Substituting equation (47) into equation (45) renders

$\begin{eqnarray}&&\displaystyle \frac{4\pi {R}_{1}}{D}\displaystyle \frac{{\alpha }_{n}}{n+1}=-{\int }_{{ \mathcal D }}{\rm{d}}{S}[\hat{{\bf{n}}}\cdot {\rm{\nabla }}c({\bf{r}})]\displaystyle \frac{{r}^{n}}{{R}_{1}^{n+1}}{P}_{n}(\cos (\theta ))+{\int }_{{ \mathcal D }}{\rm{d}}{S}\,c({\bf{r}})\,\hat{{\bf{n}}}\cdot {{\rm{\nabla }}}_{{\bf{r}}}\left[\displaystyle \frac{{r}^{n}}{{R}_{1}^{n+1}}{P}_{n}(\cos (\theta ))\right].\end{eqnarray} \tag{ 48 }$

For ${\alpha }_{0}$, only the first integral contributes:

$\begin{eqnarray}&&{\alpha }_{0}=-\displaystyle \frac{D}{4\pi {R}_{1}^{2}}{\int }_{D}{\rm{d}}{S}\,[\hat{{\bf{n}}}\cdot {\rm{\nabla }}c({\bf{r}})].\end{eqnarray} \tag{ 49 }$

Recalling that $[\hat{{\bf{n}}}\cdot {\rm{\nabla }}c({\bf{r}})]=-\kappa /D$ over the catalyst covered area A_catalyst and zero elsewhere (see the first paragraph in section 2), we have

$\begin{eqnarray}&&{\alpha }_{0}=\displaystyle \frac{{A}_{{\rm{catalyst}}}}{4\pi {R}_{1}^{2}}\kappa ,\end{eqnarray} \tag{ 50 }$

which we obtained earlier by simple arguments (see the text preceding equation (22)).

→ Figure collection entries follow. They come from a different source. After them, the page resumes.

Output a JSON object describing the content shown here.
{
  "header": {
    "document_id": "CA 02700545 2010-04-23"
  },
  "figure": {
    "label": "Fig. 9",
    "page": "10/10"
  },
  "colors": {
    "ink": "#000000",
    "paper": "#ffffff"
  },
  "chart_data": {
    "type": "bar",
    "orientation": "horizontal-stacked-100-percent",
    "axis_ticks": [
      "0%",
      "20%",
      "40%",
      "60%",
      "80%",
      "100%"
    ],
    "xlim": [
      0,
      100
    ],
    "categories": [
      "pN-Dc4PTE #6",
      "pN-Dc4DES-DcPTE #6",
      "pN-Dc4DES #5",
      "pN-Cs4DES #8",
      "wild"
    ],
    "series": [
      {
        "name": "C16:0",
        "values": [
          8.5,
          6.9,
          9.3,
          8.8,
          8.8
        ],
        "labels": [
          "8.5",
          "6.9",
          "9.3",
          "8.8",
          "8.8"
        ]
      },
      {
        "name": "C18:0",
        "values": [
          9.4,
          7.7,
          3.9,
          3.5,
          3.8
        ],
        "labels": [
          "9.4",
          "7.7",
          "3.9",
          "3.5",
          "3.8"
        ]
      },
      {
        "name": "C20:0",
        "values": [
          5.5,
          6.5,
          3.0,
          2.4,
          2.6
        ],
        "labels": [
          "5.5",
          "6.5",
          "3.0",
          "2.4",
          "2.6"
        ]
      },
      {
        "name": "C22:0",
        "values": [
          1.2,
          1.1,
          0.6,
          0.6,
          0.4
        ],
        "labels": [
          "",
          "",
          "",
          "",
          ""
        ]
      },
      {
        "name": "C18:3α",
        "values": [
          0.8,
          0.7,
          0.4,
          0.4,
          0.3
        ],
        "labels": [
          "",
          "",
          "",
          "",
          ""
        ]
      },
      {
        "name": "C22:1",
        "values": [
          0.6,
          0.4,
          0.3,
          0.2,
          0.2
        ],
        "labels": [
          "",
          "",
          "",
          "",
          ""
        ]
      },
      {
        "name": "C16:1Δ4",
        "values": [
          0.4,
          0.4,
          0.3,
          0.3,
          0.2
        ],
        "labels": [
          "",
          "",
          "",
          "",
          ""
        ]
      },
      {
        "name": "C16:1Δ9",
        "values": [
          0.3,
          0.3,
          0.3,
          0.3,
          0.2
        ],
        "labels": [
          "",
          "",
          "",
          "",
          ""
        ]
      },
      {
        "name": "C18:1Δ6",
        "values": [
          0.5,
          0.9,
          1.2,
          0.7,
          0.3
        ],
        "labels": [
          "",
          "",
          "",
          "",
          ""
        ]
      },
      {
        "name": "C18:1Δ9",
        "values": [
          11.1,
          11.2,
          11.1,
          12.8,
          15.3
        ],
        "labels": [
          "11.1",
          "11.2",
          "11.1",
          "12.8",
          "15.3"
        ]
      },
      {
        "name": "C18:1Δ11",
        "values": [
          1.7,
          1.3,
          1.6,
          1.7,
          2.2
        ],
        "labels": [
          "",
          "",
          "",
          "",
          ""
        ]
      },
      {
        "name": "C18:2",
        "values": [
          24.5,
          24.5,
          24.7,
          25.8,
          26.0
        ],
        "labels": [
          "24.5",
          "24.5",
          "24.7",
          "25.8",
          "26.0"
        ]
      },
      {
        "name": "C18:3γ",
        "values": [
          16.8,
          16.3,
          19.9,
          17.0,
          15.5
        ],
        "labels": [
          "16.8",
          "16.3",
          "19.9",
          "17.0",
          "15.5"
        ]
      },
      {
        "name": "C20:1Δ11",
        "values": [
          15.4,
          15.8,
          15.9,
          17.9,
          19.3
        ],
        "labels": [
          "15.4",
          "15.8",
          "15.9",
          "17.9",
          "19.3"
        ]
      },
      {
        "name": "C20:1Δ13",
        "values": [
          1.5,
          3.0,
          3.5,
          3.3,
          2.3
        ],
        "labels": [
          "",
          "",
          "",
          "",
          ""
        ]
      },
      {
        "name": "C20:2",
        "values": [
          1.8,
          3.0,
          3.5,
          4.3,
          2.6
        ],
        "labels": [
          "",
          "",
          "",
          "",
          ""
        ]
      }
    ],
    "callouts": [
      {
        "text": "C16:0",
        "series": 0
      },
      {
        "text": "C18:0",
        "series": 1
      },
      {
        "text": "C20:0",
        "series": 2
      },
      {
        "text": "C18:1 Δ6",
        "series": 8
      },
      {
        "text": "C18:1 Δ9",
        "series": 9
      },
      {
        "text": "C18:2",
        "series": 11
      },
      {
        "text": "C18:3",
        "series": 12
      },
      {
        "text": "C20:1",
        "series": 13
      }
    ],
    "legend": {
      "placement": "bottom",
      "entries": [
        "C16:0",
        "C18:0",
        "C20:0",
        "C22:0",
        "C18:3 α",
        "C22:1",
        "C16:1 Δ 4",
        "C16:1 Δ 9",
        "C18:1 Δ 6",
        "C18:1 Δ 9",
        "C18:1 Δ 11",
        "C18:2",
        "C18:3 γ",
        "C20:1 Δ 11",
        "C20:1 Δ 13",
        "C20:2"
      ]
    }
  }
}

The dipole term ${\alpha }_{1}$ has contributions from both integrals in equation (48):

$\begin{eqnarray}&&\displaystyle \frac{2\pi {R}_{1}}{D}{\alpha }_{1}=-{\int }_{D}{\rm{d}}{S}\,[\hat{{\bf{n}}}\cdot {\rm{\nabla }}c({\bf{r}})]\displaystyle \frac{r}{{R}_{1}^{2}}{P}_{1}({\rm{\cos }}(\theta ))+{\int }_{D}{\rm{d}}{S}\,c({\bf{r}})\,\hat{{\bf{n}}}\cdot {{\rm{\nabla }}}_{{\bf{r}}}\left[\displaystyle \frac{r}{{R}_{1}^{2}}{P}_{1}({\rm{\cos }}(\theta ))\right].\end{eqnarray} \tag{ 51 }$

Using $r\,{P}_{1}(\cos (\theta ))=z$, one finds

$\begin{eqnarray}&&\displaystyle \frac{2\pi {R}_{1}^{3}}{D}{\alpha }_{1}=-{\int }_{D}{\rm{d}}{S}\,[\hat{{\bf{n}}}\cdot {\rm{\nabla }}c({\bf{r}})]z+{\int }_{D}{\rm{d}}{S}\,c({\bf{r}})\,\hat{{\bf{n}}}\cdot \hat{z}.\end{eqnarray} \tag{ 52 }$

One can readily verify that the solution for a sphere (equation (20)) satisfies equation (52).